If only that one choice of rhymes had not been intercepted,
perhaps she would still ask me to her luncheons and her dinners.
Instead, I’ve wound up on her list of culinary sinners!

As much as I like rhyming, sometimes it is a curse,
for what is my best habit may also be my  worse.
If only long ago I’d learned how not to rhyme each word,
the last one in this poem would not need to be “absurd.”

The Prompt: Not Lemonade-When life gives you lemons… make something else. Tell us about a time you used an object or resolved a tricky situation in an unorthodox way.

As a writer, almost any bad situation may be improved by writing about it! It doesn’t always solve the problem, but at least something positive may be gained out of something negative. This poem makes light of this tendency, but the truth is that I almost always feel better after writing about something, no matter how it has turned out in reality.

(This post is dedicated to Laura and Mamta, who prompted it by commenting on my proclivity to rhyme. And because I cannot waste even a mediocre product, to Duckie!)

 

 

 

“Flutter” : The Surrogate

Surrogate w pic 6

The Prompt: Sounds Right—This is clearly subjective, but some words really sound like the thing they describe (personal favorites: puffin; bulbous; fidgeting). Do you have an example of such a word (or, alternatively, of a word that sounds like the exact opposite of what it refers to)? What do you think creates this effect?

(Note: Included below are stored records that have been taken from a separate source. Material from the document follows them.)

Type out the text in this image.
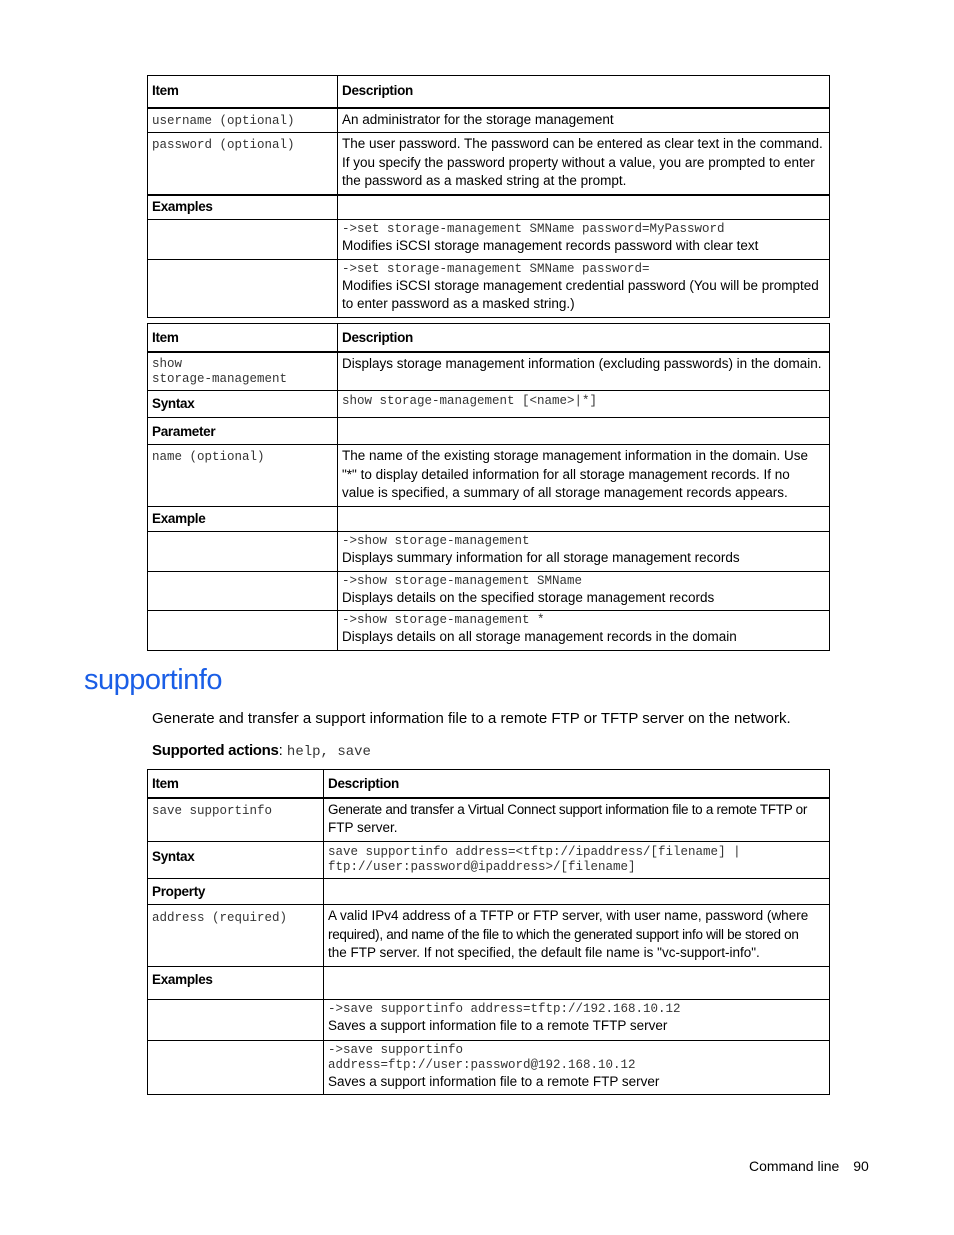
Item	Description
username (optional)	An administrator for the storage management

password (optional)	The user password. The password can be entered as clear text in the command.
If you specify the password property without a value, you are prompted to enter
the password as a masked string at the prompt.

Examples	

	->set storage-management SMName password=MyPassword
Modifies iSCSI storage management records password with clear text

	->set storage-management SMName password=
Modifies iSCSI storage management credential password (You will be prompted
to enter password as a masked string.)
Item	Description

show
storage-management	Displays storage management information (excluding passwords) in the domain.
Syntax	show storage-management [<name>|*]
Parameter	
name (optional)	The name of the existing storage management information in the domain. Use
"*" to display detailed information for all storage management records. If no
value is specified, a summary of all storage management records appears.

Example	

	->show storage-management
Displays summary information for all storage management records

	->show storage-management SMName
Displays details on the specified storage management records

	->show storage-management *
Displays details on all storage management records in the domain
supportinfo

Generate and transfer a support information file to a remote FTP or TFTP server on the network.

Supported actions: help, save

Item	Description
save supportinfo	Generate and transfer a Virtual Connect support information file to a remote TFTP or
FTP server.

Syntax	save supportinfo address=<tftp://ipaddress/[filename] |
ftp://user:password@ipaddress>/[filename]

Property	
address (required)	A valid IPv4 address of a TFTP or FTP server, with user name, password (where
required), and name of the file to which the generated support info will be stored on
the FTP server. If not specified, the default file name is "vc-support-info".

Examples	

	->save supportinfo address=tftp://192.168.10.12
Saves a support information file to a remote TFTP server

	->save supportinfo
address=ftp://user:password@192.168.10.12
Saves a support information file to a remote FTP server
Command line 90
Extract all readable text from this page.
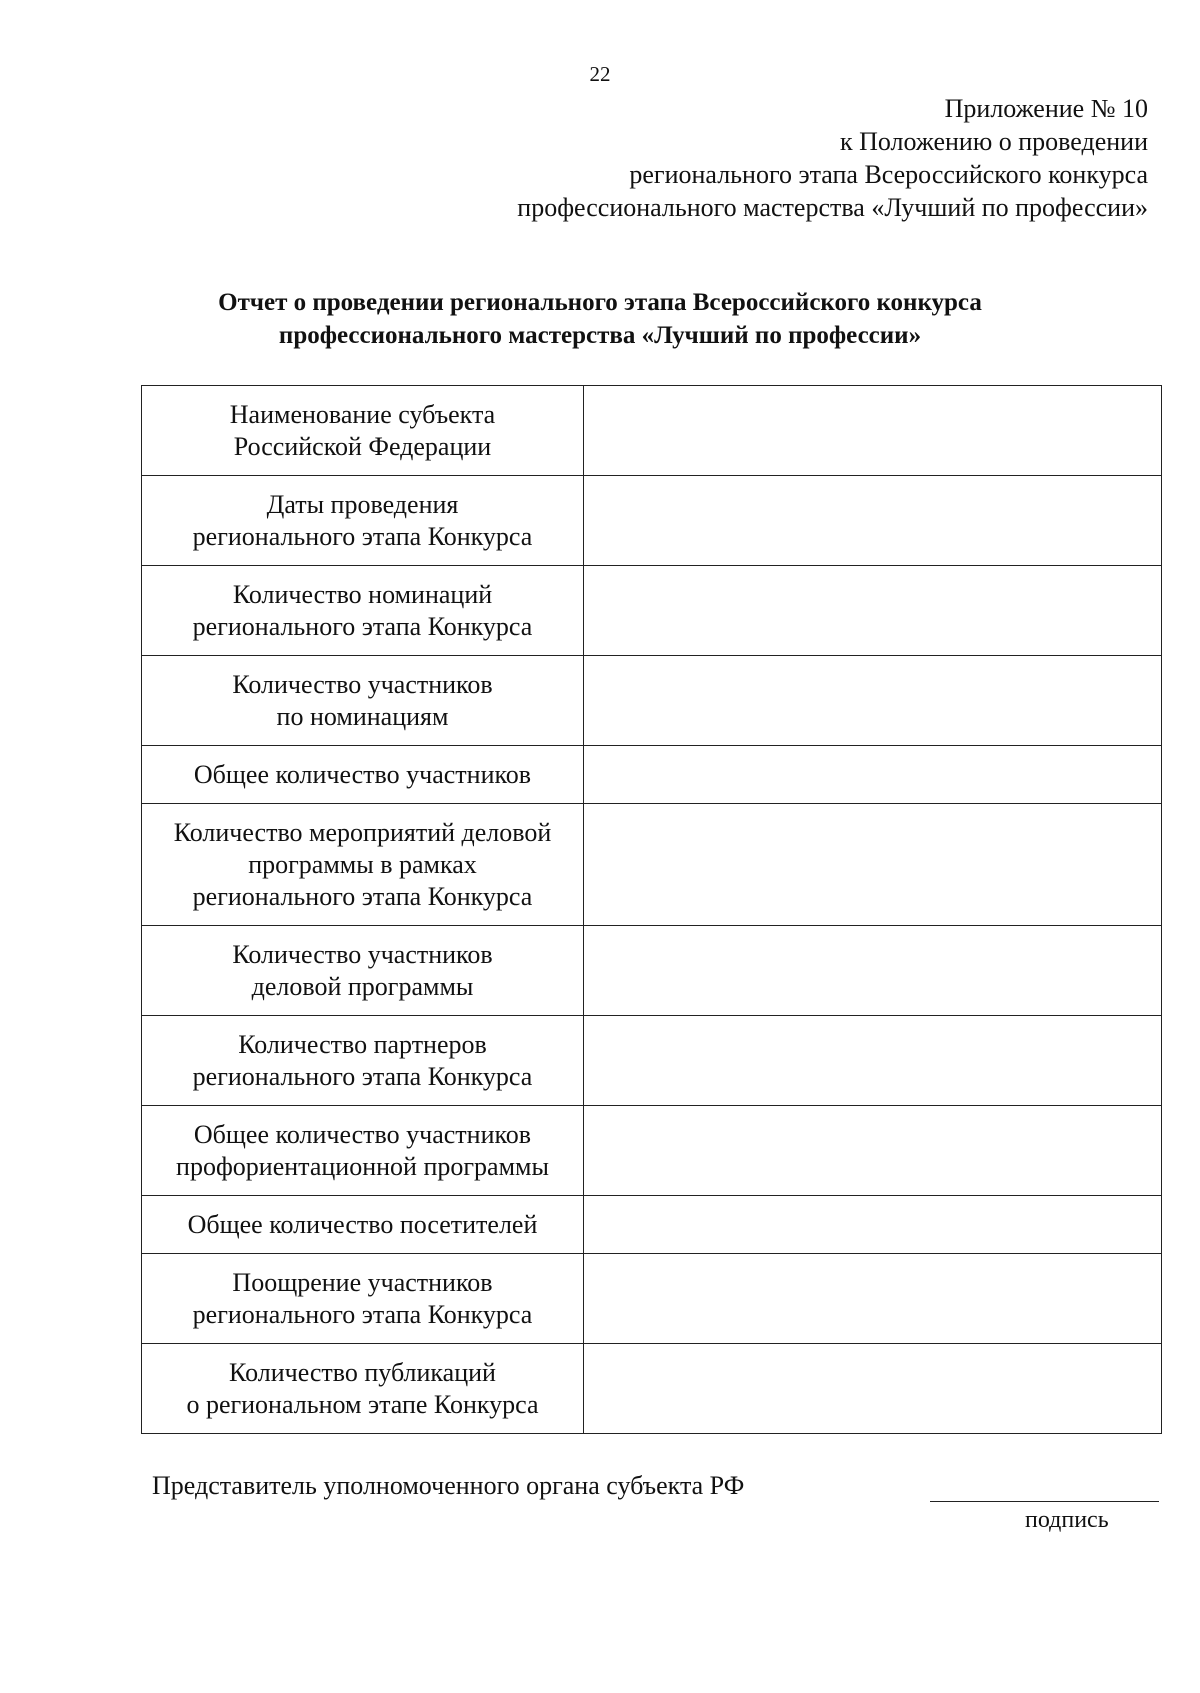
22
Приложение № 10
к Положению о проведении
регионального этапа Всероссийского конкурса
профессионального мастерства «Лучший по профессии»
Отчет о проведении регионального этапа Всероссийского конкурса
профессионального мастерства «Лучший по профессии»
Наименование субъекта
Российской Федерации	

Даты проведения
регионального этапа Конкурса	

Количество номинаций
регионального этапа Конкурса	

Количество участников
по номинациям	

Общее количество участников	

Количество мероприятий деловой
программы в рамках
регионального этапа Конкурса	

Количество участников
деловой программы	

Количество партнеров
регионального этапа Конкурса	

Общее количество участников
профориентационной программы	

Общее количество посетителей	

Поощрение участников
регионального этапа Конкурса	

Количество публикаций
о региональном этапе Конкурса	

Представитель уполномоченного органа субъекта РФ
подпись
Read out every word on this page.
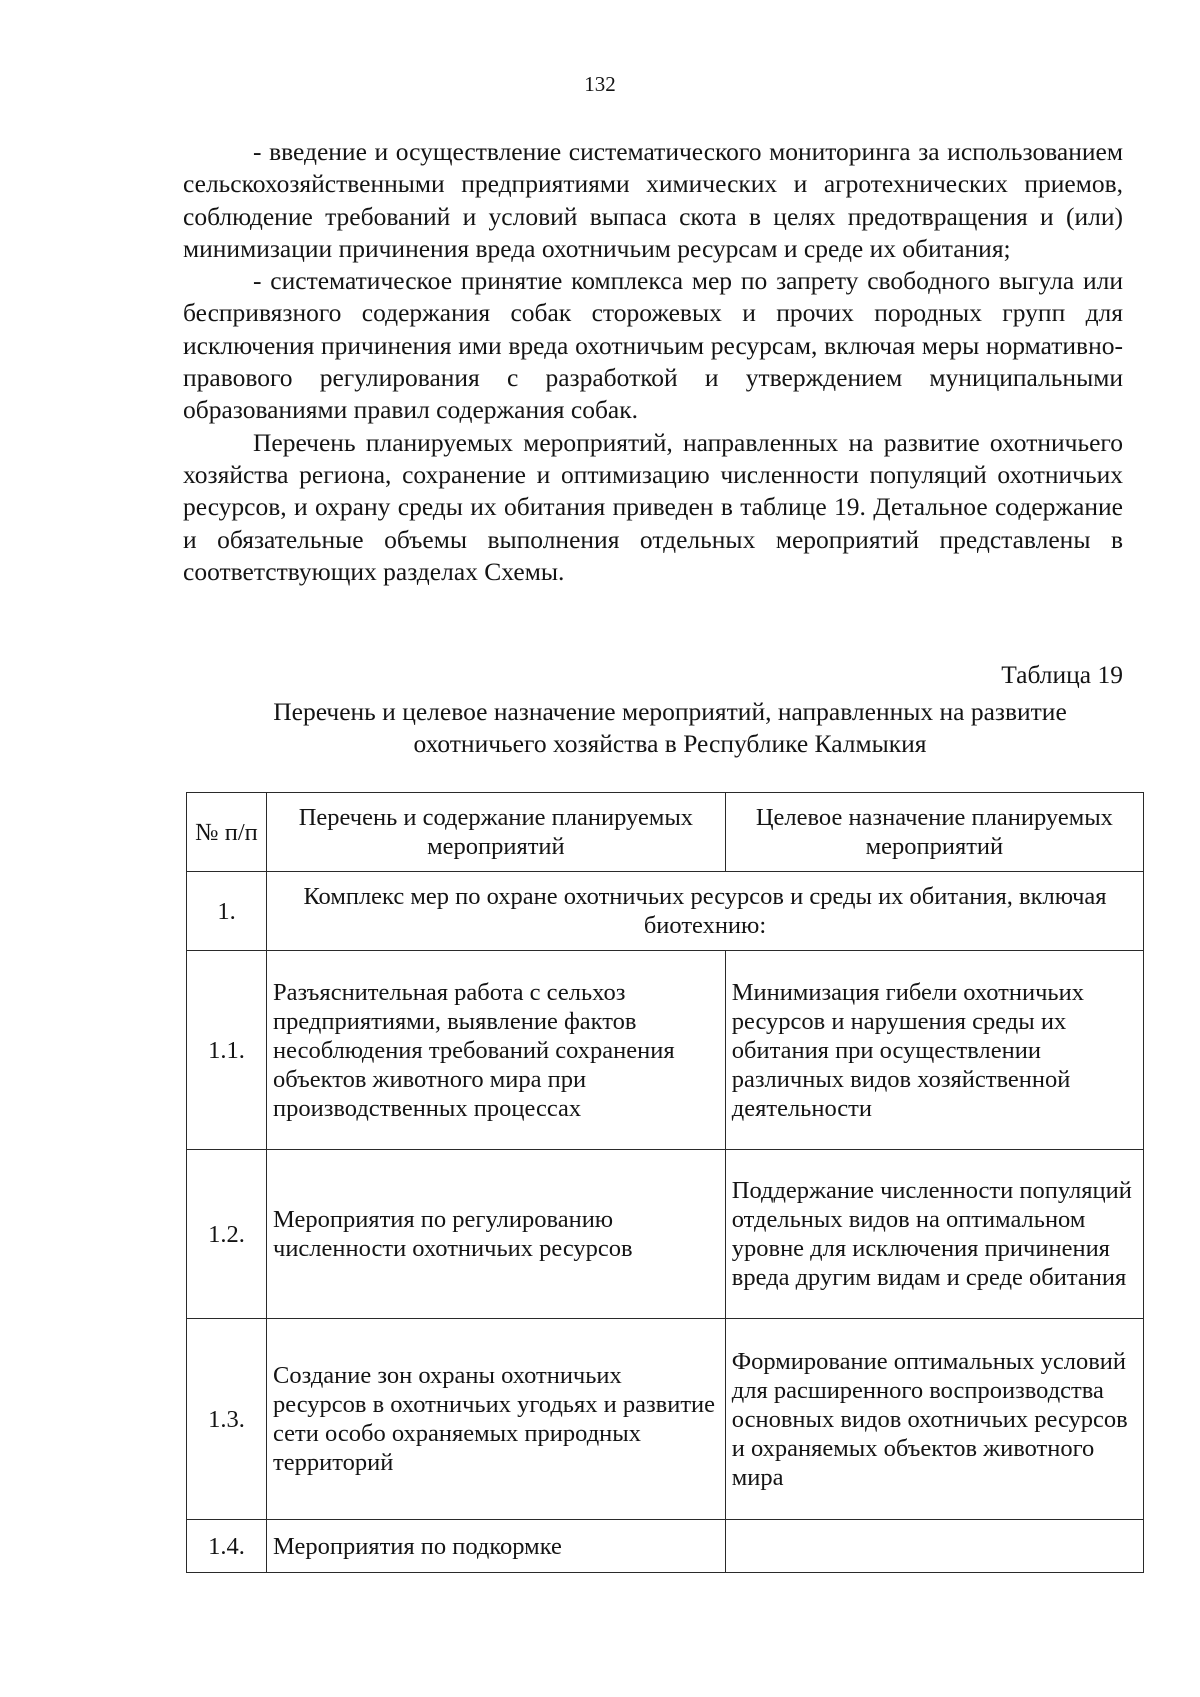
132

- введение и осуществление систематического мониторинга за использованием сельскохозяйственными предприятиями химических и агротехнических приемов, соблюдение требований и условий выпаса скота в целях предотвращения и (или) минимизации причинения вреда охотничьим ресурсам и среде их обитания;

- систематическое принятие комплекса мер по запрету свободного выгула или беспривязного содержания собак сторожевых и прочих породных групп для исключения причинения ими вреда охотничьим ресурсам, включая меры нормативно-правового регулирования с разработкой и утверждением муниципальными образованиями правил содержания собак.

Перечень планируемых мероприятий, направленных на развитие охотничьего хозяйства региона, сохранение и оптимизацию численности популяций охотничьих ресурсов, и охрану среды их обитания приведен в таблице 19. Детальное содержание и обязательные объемы выполнения отдельных мероприятий представлены в соответствующих разделах Схемы.

Таблица 19
Перечень и целевое назначение мероприятий, направленных на развитие
охотничьего хозяйства в Республике Калмыкия
№ п/п	Перечень и содержание планируемых мероприятий	Целевое назначение планируемых мероприятий
1.	Комплекс мер по охране охотничьих ресурсов и среды их обитания, включая биотехнию:	
1.1.	Разъяснительная работа с сельхоз предприятиями, выявление фактов несоблюдения требований сохранения объектов животного мира при производственных процессах	Минимизация гибели охотничьих ресурсов и нарушения среды их обитания при осуществлении различных видов хозяйственной деятельности
1.2.	Мероприятия по регулированию численности охотничьих ресурсов	Поддержание численности популяций отдельных видов на оптимальном уровне для исключения причинения вреда другим видам и среде обитания
1.3.	Создание зон охраны охотничьих ресурсов в охотничьих угодьях и развитие сети особо охраняемых природных территорий	Формирование оптимальных условий для расширенного воспроизводства основных видов охотничьих ресурсов и охраняемых объектов животного мира
1.4.	Мероприятия по подкормке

I’ve always loved the word “’Flutter” as it applies to a butterfly or moth.  What better word could be used to describe the motion of their wings?  The moth described in my poem, however, was noticeable because of its lack of flutter.  It landed upon my computer screen like a magnetized object to metal and remained there for over two hours.  The moth pictured in the poem is the actual moth.  Tiny and green, it became part of my writing experience. Since it had chosen to remain in one position, directly on my screen, I was forced (by choice) to write around it, which could not help but influence the poem that resulted.

 

 

Pining for the Prompt

Pining for the Prompt

Checking e-mails, cooking curry.
Where’s the prompt? Please hurry, hurry!
Not a mother, not a wife,
But still, WordPress, I have a life!

I need to go to buy some rice,
and a shower would be nice.
I’d like to take a swim and then
comb OkCupid for some men.

Instead, I sit like some blog glutton,
staring at my “renew” button.
Is every minute too excessive?
Every hour too regressive?

I understand this sleeping in
on Sunday’s really not a sin.
For, however, those who wait,
it feels like you’ve stood up your date!

That we adore you goes unsaid,
(We know you probably aren’t paid.)
But if all Sunday you plan to snore,
could you please prompt the night before?

(Note:  The prompt was finally posted at 11:43 PM.  Now the question is, is this today’s late prompt or tomorrow’s early one?  Always a new thrill in the world of blogging!!!  Since I’ve already written four poems today, guess I will think of this prompt for tomorrow, or not at all.  Anyway, I think with a prompt this late it was fair to choose my own, don’t you? Happy blogging.)